About Xenetic Biosciences
Xenetic Biosciences is a biopharmaceutical company developing next-generation biologic drugs and novel oncology therapeutics. Xenetic's proprietary drug technology platforms include PolyXen® for creating next generation biologic drugs by extending the efficacy, safety and half-life of biologic drugs and OncoHist® for the development of novel oncology drugs focused on orphan indications. Xenetic's lead product candidates include ErepoXen®, an improved, polysialylated form of erythropoietin (EPO) for the treatment of anemia in pre-dialysis patients with chronic kidney disease and OncoHist®, a recombinant human histone H1.3 molecule which Xenetic is developing for the treatment of refractory Acute Myeloid Leukemia (AML). Xenetic is developing a novel series of polysialylated blood coagulation factors through its license agreement with Baxter International Inc. Xenetic is also developing a broad pipeline of clinical candidates for next generation biologics and novel oncology therapeutics in a number of orphan disease indications. For more information, please visit the company's website at www.xeneticbio.com.
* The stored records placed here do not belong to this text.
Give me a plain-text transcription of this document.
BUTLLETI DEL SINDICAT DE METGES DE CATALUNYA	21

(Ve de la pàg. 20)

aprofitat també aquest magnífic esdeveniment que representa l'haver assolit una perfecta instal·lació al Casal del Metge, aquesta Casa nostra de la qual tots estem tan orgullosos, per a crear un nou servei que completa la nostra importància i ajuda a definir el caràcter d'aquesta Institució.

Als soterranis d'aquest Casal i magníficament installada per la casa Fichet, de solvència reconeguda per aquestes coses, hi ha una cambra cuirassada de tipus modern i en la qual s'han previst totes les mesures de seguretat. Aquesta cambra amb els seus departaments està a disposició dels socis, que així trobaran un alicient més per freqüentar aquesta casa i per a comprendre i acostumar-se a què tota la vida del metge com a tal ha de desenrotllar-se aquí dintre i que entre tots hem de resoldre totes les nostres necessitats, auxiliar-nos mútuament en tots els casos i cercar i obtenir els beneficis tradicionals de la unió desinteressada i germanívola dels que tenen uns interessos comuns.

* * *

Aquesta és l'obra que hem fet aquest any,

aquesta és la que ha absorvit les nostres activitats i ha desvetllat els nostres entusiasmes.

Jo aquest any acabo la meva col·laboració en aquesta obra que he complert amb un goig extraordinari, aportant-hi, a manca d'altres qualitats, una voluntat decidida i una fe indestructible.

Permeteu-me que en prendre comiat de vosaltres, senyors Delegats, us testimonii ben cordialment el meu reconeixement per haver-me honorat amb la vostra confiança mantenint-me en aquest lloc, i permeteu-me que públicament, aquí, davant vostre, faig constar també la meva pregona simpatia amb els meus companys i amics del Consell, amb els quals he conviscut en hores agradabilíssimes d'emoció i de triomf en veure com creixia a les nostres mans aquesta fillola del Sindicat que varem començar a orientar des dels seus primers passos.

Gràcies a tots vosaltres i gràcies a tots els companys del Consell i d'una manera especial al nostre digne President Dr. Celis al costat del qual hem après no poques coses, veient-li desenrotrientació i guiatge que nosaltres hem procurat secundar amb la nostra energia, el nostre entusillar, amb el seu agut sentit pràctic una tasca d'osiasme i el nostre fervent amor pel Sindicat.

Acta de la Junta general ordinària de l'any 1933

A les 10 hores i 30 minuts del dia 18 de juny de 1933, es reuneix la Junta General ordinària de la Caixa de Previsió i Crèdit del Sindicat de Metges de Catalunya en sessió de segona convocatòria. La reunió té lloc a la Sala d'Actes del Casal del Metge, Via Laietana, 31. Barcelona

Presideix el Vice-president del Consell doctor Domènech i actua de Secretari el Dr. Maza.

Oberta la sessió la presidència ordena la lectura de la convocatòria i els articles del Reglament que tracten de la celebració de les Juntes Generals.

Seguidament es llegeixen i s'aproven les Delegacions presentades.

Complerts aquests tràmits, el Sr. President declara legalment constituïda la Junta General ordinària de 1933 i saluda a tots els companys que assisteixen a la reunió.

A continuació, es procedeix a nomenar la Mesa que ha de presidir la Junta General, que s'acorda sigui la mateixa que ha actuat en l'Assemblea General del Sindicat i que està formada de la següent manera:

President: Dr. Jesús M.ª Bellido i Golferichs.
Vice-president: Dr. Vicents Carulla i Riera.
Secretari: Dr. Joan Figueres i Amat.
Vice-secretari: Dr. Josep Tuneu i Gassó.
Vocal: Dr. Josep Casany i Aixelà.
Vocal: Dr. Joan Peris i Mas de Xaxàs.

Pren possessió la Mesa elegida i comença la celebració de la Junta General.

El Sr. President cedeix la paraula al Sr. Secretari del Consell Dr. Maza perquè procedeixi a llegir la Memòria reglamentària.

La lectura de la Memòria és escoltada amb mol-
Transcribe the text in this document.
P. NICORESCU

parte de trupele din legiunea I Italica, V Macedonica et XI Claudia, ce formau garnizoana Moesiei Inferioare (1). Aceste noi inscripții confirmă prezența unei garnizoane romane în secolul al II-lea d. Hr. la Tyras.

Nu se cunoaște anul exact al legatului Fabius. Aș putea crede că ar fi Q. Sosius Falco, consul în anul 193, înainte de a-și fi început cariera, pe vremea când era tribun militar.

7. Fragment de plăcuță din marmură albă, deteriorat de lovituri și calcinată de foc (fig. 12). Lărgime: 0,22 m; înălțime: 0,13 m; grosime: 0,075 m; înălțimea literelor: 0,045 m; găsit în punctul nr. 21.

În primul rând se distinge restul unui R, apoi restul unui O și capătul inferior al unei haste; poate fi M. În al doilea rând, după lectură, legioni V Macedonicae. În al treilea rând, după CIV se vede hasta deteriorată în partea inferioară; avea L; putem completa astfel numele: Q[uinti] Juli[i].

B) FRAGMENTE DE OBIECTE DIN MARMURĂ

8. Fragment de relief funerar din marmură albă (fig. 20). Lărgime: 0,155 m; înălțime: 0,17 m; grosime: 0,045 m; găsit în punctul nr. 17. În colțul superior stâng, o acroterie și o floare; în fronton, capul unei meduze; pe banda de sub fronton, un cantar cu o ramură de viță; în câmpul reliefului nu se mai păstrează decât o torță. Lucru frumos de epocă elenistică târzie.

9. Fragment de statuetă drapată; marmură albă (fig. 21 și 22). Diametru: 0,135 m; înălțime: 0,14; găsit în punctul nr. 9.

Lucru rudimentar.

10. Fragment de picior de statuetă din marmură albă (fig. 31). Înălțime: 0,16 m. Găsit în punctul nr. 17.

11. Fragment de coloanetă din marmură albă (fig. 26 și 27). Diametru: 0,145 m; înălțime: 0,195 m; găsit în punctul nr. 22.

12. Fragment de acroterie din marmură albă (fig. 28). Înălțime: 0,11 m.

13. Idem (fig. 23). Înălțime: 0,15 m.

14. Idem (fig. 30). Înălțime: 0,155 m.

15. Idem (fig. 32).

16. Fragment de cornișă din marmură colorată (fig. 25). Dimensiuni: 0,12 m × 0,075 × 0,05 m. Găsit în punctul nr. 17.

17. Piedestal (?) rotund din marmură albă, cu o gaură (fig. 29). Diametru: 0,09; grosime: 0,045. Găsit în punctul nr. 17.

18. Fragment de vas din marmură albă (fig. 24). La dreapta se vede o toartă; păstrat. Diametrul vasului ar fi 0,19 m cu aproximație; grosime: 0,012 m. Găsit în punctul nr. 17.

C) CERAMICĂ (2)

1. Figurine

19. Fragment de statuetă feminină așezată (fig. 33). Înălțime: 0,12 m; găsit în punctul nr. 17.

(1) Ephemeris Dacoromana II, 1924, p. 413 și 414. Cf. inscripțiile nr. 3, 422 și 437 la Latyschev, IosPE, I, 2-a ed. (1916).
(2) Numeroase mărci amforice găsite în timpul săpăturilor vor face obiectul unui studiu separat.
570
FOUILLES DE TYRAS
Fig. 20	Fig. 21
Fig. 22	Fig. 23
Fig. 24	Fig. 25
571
Forward-Looking Statements
Certain statements in this press release are forward-looking within the meaning of the Private Securities Litigation Reform Act of 1995. These statements may be identified by the use of forward-looking words such as "anticipate," "believe," "forecast," "estimate" and "intend," among others. These forward-looking statements are based on Xenetic's current expectations and actual results could differ materially. There are a number of factors that could cause actual events to differ materially from those indicated by such forward-looking statements. Factors that could cause actual results to differ materially include, but are not limited to, uncertainties associated with completing preclinical and clinical trials for our technologies; the early stage of product development; the significant costs to develop our products as all of our products are currently in development, preclinical studies or clinical trials; obtaining additional financing to support our operations and the development of our products; obtaining regulatory approval for our technologies; anticipated timing of regulatory filings and the potential success in gaining regulatory approval and complying with governmental regulations applicable to our business. Xenetic does not undertake an obligation to update or revise any forward-looking statement. The information set forth herein speaks only as of the date hereof.